Pas d'infraction mais manque de jugement — Barroso/Goldman Sachs

02 Novembre, 2016, 01:32 | Auteur: Sue Barrett
  • Pas d'infraction mais manque de jugement — Barroso/Goldman Sachs

José Manuel Barroso n'a violé aucune règle en acceptant un poste chez la banque d'affaires américaine Goldman Sachs, selon l'avis du comité d'éthique de l'exécutif de l'UE rendu public lundi. Son successeur Jean-Claude Juncker avait ouvert en septembre une enquête sans précédent sur ce dossier dans le but de vérifier la conformité de cette embauche à la législation européenne.

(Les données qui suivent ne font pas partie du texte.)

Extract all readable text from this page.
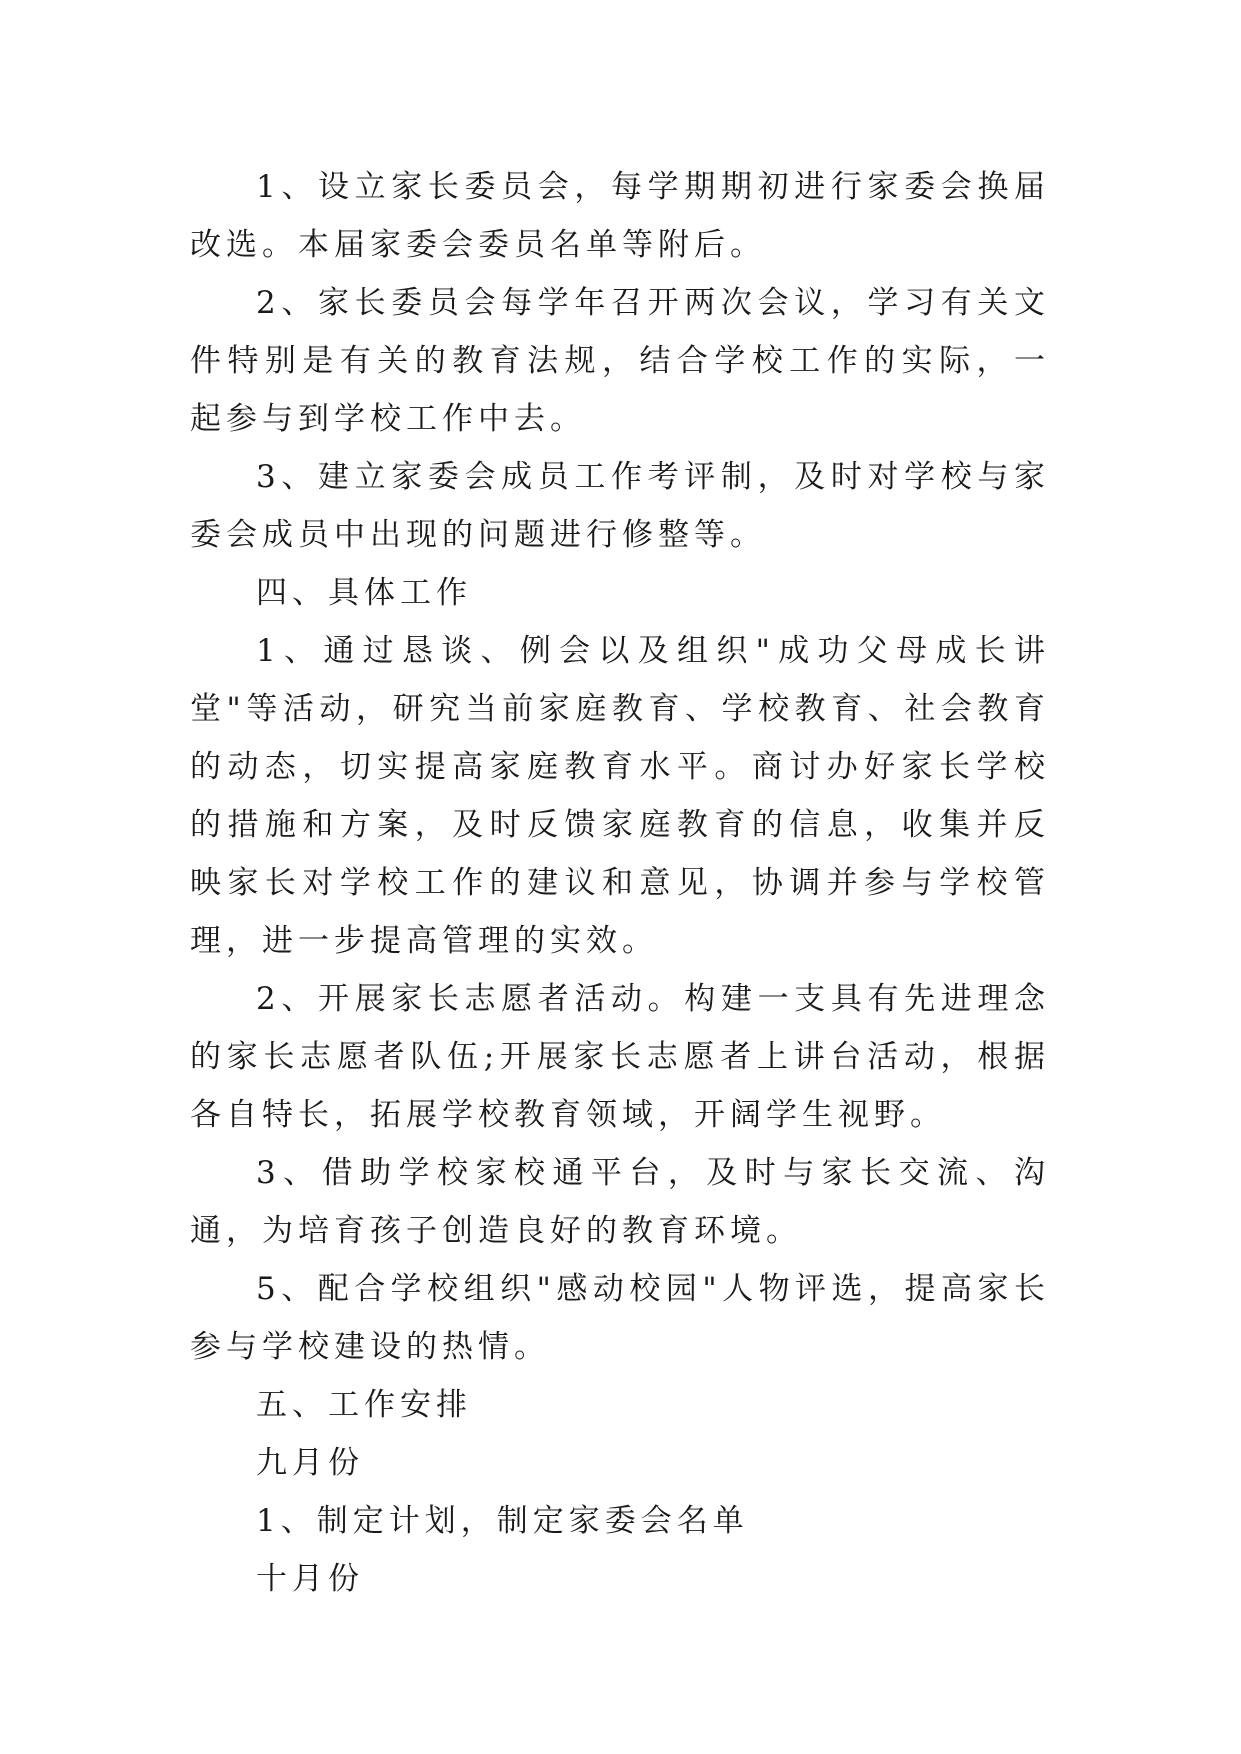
1、设立家长委员会，每学期期初进行家委会换届改选。本届家委会委员名单等附后。

2、家长委员会每学年召开两次会议，学习有关文件特别是有关的教育法规，结合学校工作的实际，一起参与到学校工作中去。

3、建立家委会成员工作考评制，及时对学校与家委会成员中出现的问题进行修整等。

四、具体工作

1、通过恳谈、例会以及组织"成功父母成长讲堂"等活动，研究当前家庭教育、学校教育、社会教育的动态，切实提高家庭教育水平。商讨办好家长学校的措施和方案，及时反馈家庭教育的信息，收集并反映家长对学校工作的建议和意见，协调并参与学校管理，进一步提高管理的实效。

2、开展家长志愿者活动。构建一支具有先进理念的家长志愿者队伍;开展家长志愿者上讲台活动，根据各自特长，拓展学校教育领域，开阔学生视野。

3、借助学校家校通平台，及时与家长交流、沟通，为培育孩子创造良好的教育环境。

5、配合学校组织"感动校园"人物评选，提高家长参与学校建设的热情。

五、工作安排

九月份

1、制定计划，制定家委会名单

十月份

Dans son avis, le comité d'éthique note que l'ancien président de la Commission a été "directement" impliqué dans la gestion de la crise financière qui a failli avoir raison de l'euro et dans l'élaboration des outils qui ont permis de le sauver.

Le comité cependant épinglé le manque de jugement de José Manuel Barroso dans son rapport. Le comité a bien considéré le fait que José Manuel Barroso "n'a pas fait preuve du bon jugement que l'ont pourrait attendre de quelqu'un qui a occupé un poste à haute responsabilité pendant de si longues années", mais n'a pas pu établir d'entorse au règlement.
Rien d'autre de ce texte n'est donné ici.